Most recruiters are at breaking point as to how to handle CVs effectively, and quantity over quality is the constant issue.
To process the volume of applications generated from online job sites, many HR teams rely on automated keyword filters to sift CVs.
That might seem smart, but candidates who don’t include certain words that match the criteria set by the employer will immediately be discarded. Pity those highly suitable candidates that didn’t make the cut, simply because they chose to use alternative descriptive words in their CV.
It means that a lot of great talent is condemned to the reject file, without even being considered.
Candidates have a tougher application process than ever before and they are having to rely on the right keywords in order to make the initial selection. Unfortunately many keywords that appear in CVs do not reflect the actual candidate. Any candidate, good or bad, can add the keywords an employer is looking for – regardless of whether they actually have that skill.
The same applies to LinkedIn profiles: Users are renowned for overstating their skills, so how can a recruiter/employer find the right candidates based on a keyword search?
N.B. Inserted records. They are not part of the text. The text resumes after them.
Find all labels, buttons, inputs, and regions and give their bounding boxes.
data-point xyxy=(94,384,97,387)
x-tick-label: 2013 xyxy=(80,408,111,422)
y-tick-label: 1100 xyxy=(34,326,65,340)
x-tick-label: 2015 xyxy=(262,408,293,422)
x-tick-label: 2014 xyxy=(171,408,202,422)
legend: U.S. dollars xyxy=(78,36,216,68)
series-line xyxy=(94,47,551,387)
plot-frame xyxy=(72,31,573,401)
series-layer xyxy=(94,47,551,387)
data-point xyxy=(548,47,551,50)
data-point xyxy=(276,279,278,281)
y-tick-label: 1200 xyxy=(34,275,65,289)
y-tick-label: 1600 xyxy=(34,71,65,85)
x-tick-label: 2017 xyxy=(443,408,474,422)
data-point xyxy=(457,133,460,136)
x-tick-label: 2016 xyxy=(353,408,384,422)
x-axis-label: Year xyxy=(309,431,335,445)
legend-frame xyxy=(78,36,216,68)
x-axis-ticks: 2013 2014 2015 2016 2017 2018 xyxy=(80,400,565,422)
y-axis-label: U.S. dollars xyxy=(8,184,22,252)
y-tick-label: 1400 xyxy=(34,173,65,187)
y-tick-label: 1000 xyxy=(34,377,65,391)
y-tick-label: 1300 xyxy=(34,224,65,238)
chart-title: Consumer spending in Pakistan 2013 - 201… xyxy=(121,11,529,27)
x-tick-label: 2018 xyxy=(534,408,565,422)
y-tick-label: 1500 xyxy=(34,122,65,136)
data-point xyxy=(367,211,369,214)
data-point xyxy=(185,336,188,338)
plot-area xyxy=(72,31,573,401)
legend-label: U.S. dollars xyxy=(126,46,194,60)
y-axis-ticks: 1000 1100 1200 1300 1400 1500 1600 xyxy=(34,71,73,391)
Advising candidates to copy keywords from a job description to their CV ridicules the recruitment screening process
Candidates will of course welcome advice and tips on how they can stand out and have their job application considered, but so-called ‘career coaches’ and ‘expert resume writers’ who constantly tweet the lines below are a nuisance for employers:
“#Jobseekers. Review the job ad & company website & mirror keywords in your resume that the employer uses.”
“#Resumetips: Beat the filters. Use keywords in your resume drawn from job descriptions or ads.”
These tips may help applicants in the selection process, initially at least, but this advice completely skews the keyword sift that so many employers rely on. Screening a text CV based on matching keywords to select talent is flawed. Employers and candidates deserve a fairer, more robust recruitment process.